Le jeune ouvreur français, qui s'est affirmé au poste d'ouvreur du Castres Olympique la saison dernière, sera l'un des atouts forts du club français cette saison.
Au départ, il ne partait pas dans la peau d'un titulaire en puissance, leader de son équipe. Dans l'ombre de Rémi Tales, Pierre Bernard a attendu son heure. Et profitait du malheur de l'ancien Rochelais (rupture du ligament croisé du genou gauche) pour prendre définitivement les clés du camion. Une promotion soudaine dont il a su tirer profit, que ce soit en Top 14 ou en H Cup, où le Castres Olympique était engagé dans la poule 1 aux côtés du Munster, des Scarlets de Llanelli et de Northampton. Des Anglais qu'ils retrouveront dans la poule 4 de la H Cup à venir, que le jeune ouvreur (23 ans) attend avec impatience.
«C'est toujours un peu spécial comme épreuve. Totalement différent, en tout cas, de la manière dont on aborde un match de championnat. En H Cup, tout va plus vite. Les équipes galloises, irlandaises ou écossaises sont d'une culture complètement différente. Ils abordent le match avec moins de pression, en y mettant toujours beaucoup de rythme, en jouant beaucoup. Les matchs sont plus débridés. C'est cela la H Cup. Et cela me plaît».
Pour autant, Pierre Bernard sait que la tâche qui attend le Castres Olympique ne sera pas aisée. Pour autant, pas question de baisser les bras. Avec les arrivées de Pedrie Wannenburg (numéro 8) de l'Ulster Rugby, Marcel Garvey (centre ou ailier) des Worcester Warriors, Antonie Claassen (troisième ligne) de Brive, ou les deux nouveaux internationaux français Christophe Samson (2e ligne) et Brice Dulin (arrière), le club tarnais a fait mieux qu'amortir l'électrochoc du départ du capitaine Chris Masoe vers Toulon et aborde la compétition sans complexe.

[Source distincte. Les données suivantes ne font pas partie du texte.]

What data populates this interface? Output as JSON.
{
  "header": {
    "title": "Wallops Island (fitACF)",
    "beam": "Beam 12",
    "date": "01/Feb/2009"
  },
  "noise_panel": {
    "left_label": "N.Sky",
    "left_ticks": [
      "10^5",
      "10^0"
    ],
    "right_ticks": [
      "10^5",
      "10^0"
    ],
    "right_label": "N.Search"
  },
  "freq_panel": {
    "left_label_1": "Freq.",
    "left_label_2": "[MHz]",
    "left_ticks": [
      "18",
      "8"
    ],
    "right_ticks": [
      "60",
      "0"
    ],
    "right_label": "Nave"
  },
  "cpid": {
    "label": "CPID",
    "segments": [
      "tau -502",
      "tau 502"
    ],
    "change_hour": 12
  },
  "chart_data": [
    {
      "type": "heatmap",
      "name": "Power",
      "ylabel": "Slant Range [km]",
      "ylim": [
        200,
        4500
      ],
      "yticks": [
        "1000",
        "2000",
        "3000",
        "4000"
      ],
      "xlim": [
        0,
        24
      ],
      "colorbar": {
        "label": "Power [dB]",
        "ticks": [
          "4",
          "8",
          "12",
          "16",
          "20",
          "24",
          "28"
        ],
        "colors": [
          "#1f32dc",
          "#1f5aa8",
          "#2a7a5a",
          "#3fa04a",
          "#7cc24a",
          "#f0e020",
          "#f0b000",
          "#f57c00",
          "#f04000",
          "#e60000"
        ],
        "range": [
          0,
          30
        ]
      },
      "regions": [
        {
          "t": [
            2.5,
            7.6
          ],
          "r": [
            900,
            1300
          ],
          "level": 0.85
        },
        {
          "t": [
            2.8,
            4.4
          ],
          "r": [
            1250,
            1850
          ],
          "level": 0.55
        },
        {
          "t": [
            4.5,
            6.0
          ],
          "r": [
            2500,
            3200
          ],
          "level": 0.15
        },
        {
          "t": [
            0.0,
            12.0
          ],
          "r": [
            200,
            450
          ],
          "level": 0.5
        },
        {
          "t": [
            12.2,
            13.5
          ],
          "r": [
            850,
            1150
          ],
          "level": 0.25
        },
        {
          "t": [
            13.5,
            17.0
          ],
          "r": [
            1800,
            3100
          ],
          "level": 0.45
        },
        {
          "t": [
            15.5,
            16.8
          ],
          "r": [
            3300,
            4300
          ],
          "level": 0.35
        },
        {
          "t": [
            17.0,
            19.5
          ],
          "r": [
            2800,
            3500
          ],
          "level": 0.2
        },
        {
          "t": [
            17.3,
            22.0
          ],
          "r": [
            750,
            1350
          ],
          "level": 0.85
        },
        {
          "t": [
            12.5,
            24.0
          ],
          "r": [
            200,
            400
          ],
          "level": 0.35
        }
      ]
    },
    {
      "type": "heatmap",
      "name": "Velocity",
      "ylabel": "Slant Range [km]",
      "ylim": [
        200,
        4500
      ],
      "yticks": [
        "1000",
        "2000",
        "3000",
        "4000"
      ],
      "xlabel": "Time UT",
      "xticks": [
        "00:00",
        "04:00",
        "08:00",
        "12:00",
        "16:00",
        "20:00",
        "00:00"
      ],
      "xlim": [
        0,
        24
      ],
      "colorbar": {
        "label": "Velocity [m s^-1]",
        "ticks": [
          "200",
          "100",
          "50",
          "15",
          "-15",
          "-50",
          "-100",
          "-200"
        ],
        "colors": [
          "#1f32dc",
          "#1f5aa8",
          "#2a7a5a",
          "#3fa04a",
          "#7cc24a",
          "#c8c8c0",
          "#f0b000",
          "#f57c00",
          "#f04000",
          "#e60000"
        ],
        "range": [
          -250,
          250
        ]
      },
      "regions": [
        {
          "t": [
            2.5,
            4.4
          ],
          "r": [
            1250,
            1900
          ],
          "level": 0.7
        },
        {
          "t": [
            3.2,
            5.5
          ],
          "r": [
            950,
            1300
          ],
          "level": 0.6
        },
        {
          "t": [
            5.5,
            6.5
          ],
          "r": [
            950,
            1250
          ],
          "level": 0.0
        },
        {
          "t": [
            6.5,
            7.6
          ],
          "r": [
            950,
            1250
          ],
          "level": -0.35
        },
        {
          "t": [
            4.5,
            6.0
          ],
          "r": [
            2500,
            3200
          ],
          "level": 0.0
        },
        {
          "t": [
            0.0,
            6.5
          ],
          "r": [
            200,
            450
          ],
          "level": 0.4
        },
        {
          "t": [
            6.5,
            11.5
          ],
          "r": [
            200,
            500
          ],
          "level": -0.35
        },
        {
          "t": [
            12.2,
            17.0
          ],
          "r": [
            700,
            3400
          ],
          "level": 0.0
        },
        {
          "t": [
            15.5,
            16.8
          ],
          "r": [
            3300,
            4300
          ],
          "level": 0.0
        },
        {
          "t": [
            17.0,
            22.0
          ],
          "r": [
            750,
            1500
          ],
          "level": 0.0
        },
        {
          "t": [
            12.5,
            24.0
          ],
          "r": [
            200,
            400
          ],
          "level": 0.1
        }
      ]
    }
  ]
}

«Le recrutement doit nous permettre de jouer notre chance à fond dans la compétition (le CO n'a plus franchi les phases de poule depuis 2002 et sa défaite en demi-finale face au Munster). Avec les finalistes de 2010 et 2011, Northampton et l'Ulster, bien sûr que cette poule peut paraître relevée. On sait à quoi s'attendre. Mais je pense qu'elle est surtout très homogène. Elle est composée de quatre équipes très régulières. Rien n'est impossible. Il faudra par contre être fort parce que, dans cette poule équilibrée, on peut penser qu'il n'y aura pas de qualification en qualité de meilleur second».
Sur un plan personnel enfin, le joueur pourrait bien profiter de cette exposition sur la scène européenne pour se rapprocher un peu plus de l'équipe de France. Sa confrontation directe avec Ronan O'Gara, en novembre 2011 au stade Ernest Wallon de Toulouse (défaite 24 à 27 du CO), avait marqué les esprits.
«C'est évidemment important pour un joueur de bien se comporter dans ces matchs. L'an dernier, j'ai joué face à O'Gara, mais aussi Stephen Myler, Stephen Jones ou Rhys Priestland. A chaque fois, il faut être à la hauteur. Mais c'est un privilège». Premier d'entre eux, le 12 octobre prochain sur le terrain de l'Ulster, à Ravenhill.